Mammoth WVH hit the road in late July and will be out through October, playing a mixture of headlining club dates, festival appearances and opening slots on Guns N' Roses' massive stadium and arena trek. While Van Halen recorded all the instrumentals on Mammoth WVH's eponymous debut, he's got an A-list backing band to help him pull the songs off live, including guitarists Frank Sidoris (Slash) and Jon Jourdan, bassist Ronnie Ficarro (Falling in Reverse) and drummer Garrett Whitlock (Tremonti).

Van Halen says he recruited Jourdan after seeing him play with Clint Lowery while opening for Alter Bridge, featuring Tremonti and singer Myles Kennedy, who also fronts Slash's solo band. “I saw Jon in Clint’s band and I thought he was an amazing singer and an amazing guitar player, and I was like, ‘I want ya! You’re mine!’” the bandleader enthuses. “Before Jon, Frank and I were picking which guitar parts to play. And Ronnie and I were picking which harmonies to sing. With Jon there, we can literally take care of every single thing that’s on the album, and we don’t have to replicate it with a track.”

That includes the towering four-part vocal harmonies in "Stone," the six-and-a-half-minute, breakdown-laden stomper that's become the band's collective favorite to perform. "In the second pre-chorus, there’s a four-part harmony, and we’re doing that live," Van Halen says with a laugh. "It feels really badass to be like, we don’t have to fuckin’ sit there with tracks. We’re just straight-up doing it. I think it’s important. It’s certainly not perfect all of the time. That’s the point of live performance. It ebbs and flows."

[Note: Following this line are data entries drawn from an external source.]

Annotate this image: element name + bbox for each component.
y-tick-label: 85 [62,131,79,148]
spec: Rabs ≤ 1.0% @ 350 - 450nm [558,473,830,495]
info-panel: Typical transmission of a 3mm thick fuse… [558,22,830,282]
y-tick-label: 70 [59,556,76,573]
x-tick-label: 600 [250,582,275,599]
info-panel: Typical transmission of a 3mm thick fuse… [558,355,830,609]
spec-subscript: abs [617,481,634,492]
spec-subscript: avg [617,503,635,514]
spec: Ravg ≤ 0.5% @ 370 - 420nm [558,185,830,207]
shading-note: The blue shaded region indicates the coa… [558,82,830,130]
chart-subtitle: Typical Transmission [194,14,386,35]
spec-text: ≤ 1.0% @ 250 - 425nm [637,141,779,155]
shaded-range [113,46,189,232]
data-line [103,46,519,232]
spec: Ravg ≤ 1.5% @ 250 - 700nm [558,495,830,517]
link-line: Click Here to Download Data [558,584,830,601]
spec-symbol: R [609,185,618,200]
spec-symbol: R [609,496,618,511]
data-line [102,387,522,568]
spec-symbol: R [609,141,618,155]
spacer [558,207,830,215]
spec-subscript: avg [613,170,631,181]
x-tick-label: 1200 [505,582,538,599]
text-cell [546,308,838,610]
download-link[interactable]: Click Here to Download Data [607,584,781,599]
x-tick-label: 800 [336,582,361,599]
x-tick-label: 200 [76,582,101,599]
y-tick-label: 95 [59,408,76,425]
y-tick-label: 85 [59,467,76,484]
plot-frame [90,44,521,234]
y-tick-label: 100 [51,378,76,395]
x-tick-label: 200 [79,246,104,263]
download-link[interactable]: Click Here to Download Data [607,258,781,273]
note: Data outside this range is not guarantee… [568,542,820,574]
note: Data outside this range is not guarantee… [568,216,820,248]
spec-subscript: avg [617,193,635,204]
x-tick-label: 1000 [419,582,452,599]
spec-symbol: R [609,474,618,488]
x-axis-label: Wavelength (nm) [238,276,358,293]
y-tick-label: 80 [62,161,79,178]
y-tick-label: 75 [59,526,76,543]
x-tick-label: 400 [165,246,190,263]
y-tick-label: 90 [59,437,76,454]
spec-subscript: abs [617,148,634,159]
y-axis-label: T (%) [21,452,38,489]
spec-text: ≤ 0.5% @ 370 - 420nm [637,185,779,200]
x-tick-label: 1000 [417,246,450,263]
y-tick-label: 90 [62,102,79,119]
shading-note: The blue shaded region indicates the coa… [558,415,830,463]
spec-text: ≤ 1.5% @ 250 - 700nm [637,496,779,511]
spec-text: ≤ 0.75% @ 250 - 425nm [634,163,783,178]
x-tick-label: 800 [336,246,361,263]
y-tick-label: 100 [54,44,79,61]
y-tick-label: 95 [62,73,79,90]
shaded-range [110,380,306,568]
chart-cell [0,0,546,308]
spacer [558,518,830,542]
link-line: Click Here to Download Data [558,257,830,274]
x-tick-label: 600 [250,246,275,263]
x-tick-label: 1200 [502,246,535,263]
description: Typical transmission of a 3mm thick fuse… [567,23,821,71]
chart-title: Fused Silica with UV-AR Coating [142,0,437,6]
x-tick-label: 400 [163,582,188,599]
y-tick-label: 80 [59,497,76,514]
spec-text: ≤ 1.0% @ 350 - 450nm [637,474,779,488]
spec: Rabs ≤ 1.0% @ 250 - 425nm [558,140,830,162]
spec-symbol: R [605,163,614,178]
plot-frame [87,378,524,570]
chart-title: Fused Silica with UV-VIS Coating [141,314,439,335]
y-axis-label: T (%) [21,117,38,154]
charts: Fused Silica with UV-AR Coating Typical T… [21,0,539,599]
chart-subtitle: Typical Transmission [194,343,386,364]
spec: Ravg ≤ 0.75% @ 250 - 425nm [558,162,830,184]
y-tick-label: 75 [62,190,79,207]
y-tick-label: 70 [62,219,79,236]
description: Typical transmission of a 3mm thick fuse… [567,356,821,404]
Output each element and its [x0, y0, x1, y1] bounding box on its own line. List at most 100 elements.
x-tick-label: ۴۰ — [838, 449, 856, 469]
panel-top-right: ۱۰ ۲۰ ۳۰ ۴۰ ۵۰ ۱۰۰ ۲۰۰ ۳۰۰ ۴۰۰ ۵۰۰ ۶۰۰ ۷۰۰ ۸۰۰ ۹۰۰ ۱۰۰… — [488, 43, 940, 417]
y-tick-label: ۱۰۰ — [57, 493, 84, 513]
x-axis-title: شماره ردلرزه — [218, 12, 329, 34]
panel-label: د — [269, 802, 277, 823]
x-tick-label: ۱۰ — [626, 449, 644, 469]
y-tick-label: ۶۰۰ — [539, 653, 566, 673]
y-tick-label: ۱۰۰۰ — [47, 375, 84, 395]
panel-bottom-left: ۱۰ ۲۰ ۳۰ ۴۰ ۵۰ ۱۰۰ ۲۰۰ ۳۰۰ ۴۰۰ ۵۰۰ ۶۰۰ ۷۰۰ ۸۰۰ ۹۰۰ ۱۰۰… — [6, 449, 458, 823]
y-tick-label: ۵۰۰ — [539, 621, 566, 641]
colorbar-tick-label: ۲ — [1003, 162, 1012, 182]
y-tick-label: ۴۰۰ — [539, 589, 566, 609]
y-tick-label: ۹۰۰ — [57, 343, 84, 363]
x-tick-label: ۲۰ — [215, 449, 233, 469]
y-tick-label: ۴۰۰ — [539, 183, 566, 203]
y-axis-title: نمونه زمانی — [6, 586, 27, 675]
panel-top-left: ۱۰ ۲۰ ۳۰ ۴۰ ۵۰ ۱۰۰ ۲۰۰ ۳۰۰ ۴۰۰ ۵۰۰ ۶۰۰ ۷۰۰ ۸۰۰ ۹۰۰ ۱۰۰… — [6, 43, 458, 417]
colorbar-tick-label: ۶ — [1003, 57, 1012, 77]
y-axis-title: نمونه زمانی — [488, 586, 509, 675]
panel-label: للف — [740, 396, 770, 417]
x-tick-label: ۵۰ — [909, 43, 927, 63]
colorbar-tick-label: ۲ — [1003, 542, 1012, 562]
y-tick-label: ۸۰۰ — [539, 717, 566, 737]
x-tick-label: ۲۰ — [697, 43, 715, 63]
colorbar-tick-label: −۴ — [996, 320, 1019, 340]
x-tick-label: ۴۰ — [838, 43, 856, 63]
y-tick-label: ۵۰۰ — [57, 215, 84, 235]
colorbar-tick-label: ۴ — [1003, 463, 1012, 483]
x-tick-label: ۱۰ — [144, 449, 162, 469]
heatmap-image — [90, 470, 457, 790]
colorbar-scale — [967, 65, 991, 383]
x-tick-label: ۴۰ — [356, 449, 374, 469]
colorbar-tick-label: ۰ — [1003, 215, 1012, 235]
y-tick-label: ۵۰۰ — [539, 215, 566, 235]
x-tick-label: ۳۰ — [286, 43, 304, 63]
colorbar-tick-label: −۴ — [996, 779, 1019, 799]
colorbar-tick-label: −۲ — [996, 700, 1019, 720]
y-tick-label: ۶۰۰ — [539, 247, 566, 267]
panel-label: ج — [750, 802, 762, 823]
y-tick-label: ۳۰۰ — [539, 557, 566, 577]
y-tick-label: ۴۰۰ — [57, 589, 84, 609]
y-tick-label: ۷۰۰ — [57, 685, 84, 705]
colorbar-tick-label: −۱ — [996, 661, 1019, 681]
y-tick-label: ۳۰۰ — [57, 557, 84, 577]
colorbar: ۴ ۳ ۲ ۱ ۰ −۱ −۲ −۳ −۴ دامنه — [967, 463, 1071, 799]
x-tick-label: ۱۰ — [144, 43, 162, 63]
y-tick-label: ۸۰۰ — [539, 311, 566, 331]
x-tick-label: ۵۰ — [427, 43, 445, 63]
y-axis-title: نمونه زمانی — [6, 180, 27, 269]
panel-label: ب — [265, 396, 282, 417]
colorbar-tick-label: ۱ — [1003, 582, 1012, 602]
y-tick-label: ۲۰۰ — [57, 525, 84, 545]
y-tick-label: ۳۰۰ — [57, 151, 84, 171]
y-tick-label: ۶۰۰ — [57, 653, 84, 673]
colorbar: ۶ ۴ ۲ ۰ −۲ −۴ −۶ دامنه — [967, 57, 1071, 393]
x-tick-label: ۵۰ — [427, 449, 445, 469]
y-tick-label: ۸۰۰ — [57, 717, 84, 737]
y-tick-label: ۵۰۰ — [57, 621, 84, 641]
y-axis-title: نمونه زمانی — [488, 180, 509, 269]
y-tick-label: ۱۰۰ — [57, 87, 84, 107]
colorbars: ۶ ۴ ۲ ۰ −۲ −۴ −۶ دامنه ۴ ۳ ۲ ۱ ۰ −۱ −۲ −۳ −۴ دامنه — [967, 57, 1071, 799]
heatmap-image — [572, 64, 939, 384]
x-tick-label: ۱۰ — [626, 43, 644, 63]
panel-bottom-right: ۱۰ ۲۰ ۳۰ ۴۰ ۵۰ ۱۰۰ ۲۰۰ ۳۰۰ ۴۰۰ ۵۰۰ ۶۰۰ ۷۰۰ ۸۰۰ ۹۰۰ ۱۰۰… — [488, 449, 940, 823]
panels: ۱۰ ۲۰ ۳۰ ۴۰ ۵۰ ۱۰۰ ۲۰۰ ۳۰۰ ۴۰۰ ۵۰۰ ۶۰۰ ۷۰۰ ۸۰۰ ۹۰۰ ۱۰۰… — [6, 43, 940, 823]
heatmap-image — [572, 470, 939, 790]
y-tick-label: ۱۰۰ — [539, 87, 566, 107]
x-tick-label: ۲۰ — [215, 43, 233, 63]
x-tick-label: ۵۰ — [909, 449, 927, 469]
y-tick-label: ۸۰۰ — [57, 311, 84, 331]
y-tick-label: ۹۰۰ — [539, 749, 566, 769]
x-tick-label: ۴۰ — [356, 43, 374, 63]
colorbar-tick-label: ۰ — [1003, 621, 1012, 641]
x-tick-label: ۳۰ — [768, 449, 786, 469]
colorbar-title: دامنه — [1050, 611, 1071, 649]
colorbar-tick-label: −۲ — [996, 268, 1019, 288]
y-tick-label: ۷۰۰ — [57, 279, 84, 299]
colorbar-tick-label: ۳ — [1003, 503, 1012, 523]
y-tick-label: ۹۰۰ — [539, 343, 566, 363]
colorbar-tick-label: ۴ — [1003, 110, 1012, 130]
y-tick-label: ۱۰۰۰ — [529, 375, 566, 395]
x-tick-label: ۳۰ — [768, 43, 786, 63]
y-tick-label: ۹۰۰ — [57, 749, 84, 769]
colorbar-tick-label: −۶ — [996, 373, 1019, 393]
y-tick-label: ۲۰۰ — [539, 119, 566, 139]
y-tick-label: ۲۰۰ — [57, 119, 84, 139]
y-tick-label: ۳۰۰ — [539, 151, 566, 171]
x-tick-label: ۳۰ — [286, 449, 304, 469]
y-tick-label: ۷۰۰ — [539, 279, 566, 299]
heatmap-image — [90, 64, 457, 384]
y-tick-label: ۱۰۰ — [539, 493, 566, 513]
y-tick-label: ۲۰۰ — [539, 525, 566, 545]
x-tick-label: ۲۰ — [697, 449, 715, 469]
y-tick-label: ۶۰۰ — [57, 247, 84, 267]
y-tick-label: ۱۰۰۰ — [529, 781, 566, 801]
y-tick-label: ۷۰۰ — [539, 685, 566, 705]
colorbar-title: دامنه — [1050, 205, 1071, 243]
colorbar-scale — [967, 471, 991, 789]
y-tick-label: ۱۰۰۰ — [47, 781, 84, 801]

Watch Mammoth WVH Live at MetLife Stadium, Aug. 5, 2021

Van Halen and the members of Mammoth WVH quickly earned the approval of their headliners. Axl Rose praised the single "Don't Back Down" during his and Van Halen's first in-person meeting backstage at their Aug. 5 MetLife Stadium show. Duff McKagan also dropped by the Mammoth WVH dressing room to let them know Rose called the song "straight fuckin' rock and roll."

"I thought that was the biggest compliment I could have heard," Van Halen says. "It still feels like a dream."

An artist of Van Halen's stature is inevitably subject to scrutiny from fans, especially on such a massive tour. But the 30-year-old rocker is up to the challenge. After all, he's been proving himself onstage for half his life, becoming Van Halen's full-time bassist in 2006 following Michael Anthony's departure.

"When I was in Van Halen, people thought I was using tracks, but I wasn’t," Van Halen says with a laugh. "So it’s kind of a compliment."